Le sens premier est anatomique et directionnel : wajh désigne la face antérieure de la tête — ce qui est tourné vers l’avant, vers l’autre, vers la direction du mouvement. Mais la racine porte immédiatement une dimension orientationnelle : tawajjaha signifie se tourner vers, s’orienter vers, prendre une direction. Al-wajha désigne la direction prise. Al-wajāha désigne la dignité, la prééminence — être muwajjah, c’est être reconnu, avoir un rang, avoir une face que les autres regardent avec considération. La racine dit donc simultanément : la face qui se montre, la direction vers laquelle on se tourne, et la dignité de celui dont la face mérite d’être regardée.

Ce champ sémantique triple — face, direction, dignité — est précisément ce que le terme wajh mobilise dans ses emplois coraniques les plus significatifs. Le verset 2:115 : fa-ayynamā tuwallū fa-thamma wajhu Allāh — Où que vous vous tourniez (tuwallū, de la racine w-l-y : se tourner vers, s’orienter), là est le visage (wajh) d’Allah. La structure du verset met en correspondance deux mouvements : le tawallī du marbūb — son orientation, sa direction — et le wajh du système émanant — la face qui correspond à cette orientation. Ce n’est pas que toutes les directions révèlent la même chose. C’est que chaque direction révèle une face réelle et appropriée.

Le verset 28:88 radicalise cette lecture : kullu shayʾin hālikun illā wajhah — Toute chose périt sauf Sa face. Ce verset est l’un des plus commentés de la tradition mystique islamique. Ibn ʿArabī y voit la description de la permanence du divin dans la disparition du contingent. Mais depuis la philologie fonctionnelle et l’ontologie à deux plans, il dit quelque chose de plus précis : de tout ce qui existe, ce qui demeure n’est pas la dhāt — dont on ne peut rien dire — mais le wajh — la face que le système émanant présente dans chaque réalité. Chaque chose qui existe porte en elle une face du système émanant qui lui est propre et qui ne périt pas avec elle. C’est la barakah ancrée — la présence stable du plan émanant dans chaque réalité matérielle, sous la forme d’un wajh particulier.

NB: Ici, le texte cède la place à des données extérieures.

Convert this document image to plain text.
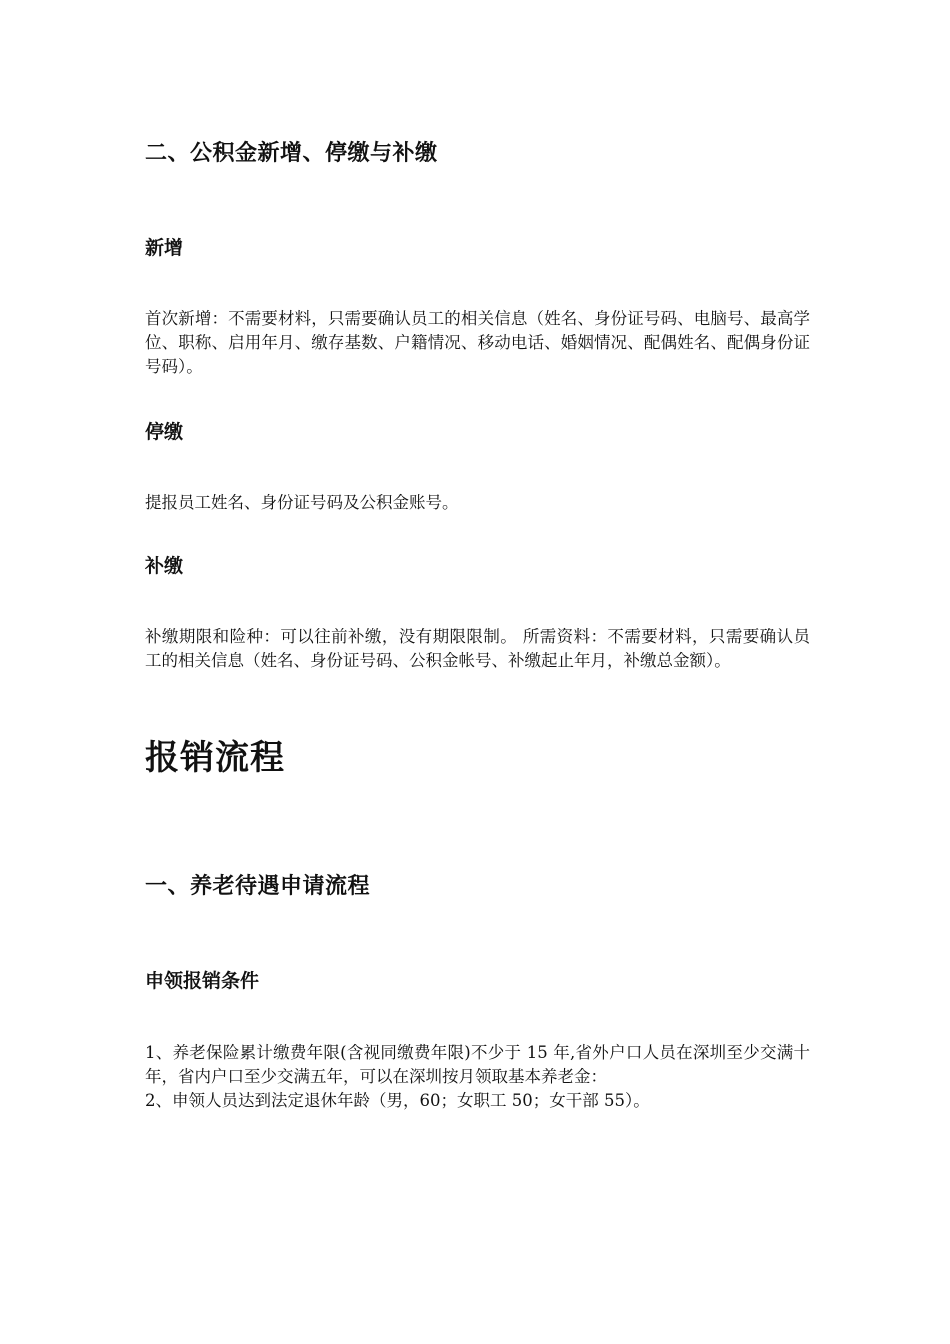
二、公积金新增、停缴与补缴
新增

首次新增：不需要材料，只需要确认员工的相关信息（姓名、身份证号码、电脑号、最高学位、职称、启用年月、缴存基数、户籍情况、移动电话、婚姻情况、配偶姓名、配偶身份证号码）。

停缴

提报员工姓名、身份证号码及公积金账号。

补缴

补缴期限和险种：可以往前补缴，没有期限限制。 所需资料：不需要材料，只需要确认员工的相关信息（姓名、身份证号码、公积金帐号、补缴起止年月，补缴总金额）。

报销流程
一、养老待遇申请流程
申领报销条件

1、养老保险累计缴费年限(含视同缴费年限)不少于 15 年,省外户口人员在深圳至少交满十年，省内户口至少交满五年，可以在深圳按月领取基本养老金：

2、申领人员达到法定退休年龄（男，60；女职工 50；女干部 55）。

Le verset 55:27 ajoute la dimension de dignité : wa yabqā wajhu Rabbika dhū al-jalāli wa-l-ikrām — Et demeure le visage de ton Seigneur, possesseur de la majesté et de la générosité. Dhū al-jalāli wa-l-ikrām — deux qualificatifs qui décrivent non pas la dhāt mais le wajh de Rabb : la majesté (jalāl) qui impressionne et élève, la générosité (ikrām) qui accueille et honore. Ce sont deux faces complémentaires du wajh de Rabb — la face contractante et la face expansive, le mode de la rigueur et le mode de la douceur, ce que la tradition a nommé jalāl et jamāl. Le wajh de Rabb n’est pas uniforme — il porte en lui-même cette polarité.

III. La convergence structurelle — wajh et persona comme opérateurs d’interface

La convergence entre wajh coranique et persona jungienne peut maintenant être formulée avec précision, sans confusion des plans et sans réduction de l’un à l’autre.

Les deux termes désignent une face réelle présentée selon la situation. La persona du sujet humain n’est pas un faux semblant — c’est une dimension réelle du sujet adaptée à un contexte particulier. Le wajh du système émanant n’est pas une illusion accordée au niveau du marbūb — c’est une face réelle du système émanant appropriée à la direction vers laquelle le marbūb se tourne. Dans les deux cas, ce qui est présenté est réel. Dans les deux cas, ce n’est pas la totalité de ce qui présente.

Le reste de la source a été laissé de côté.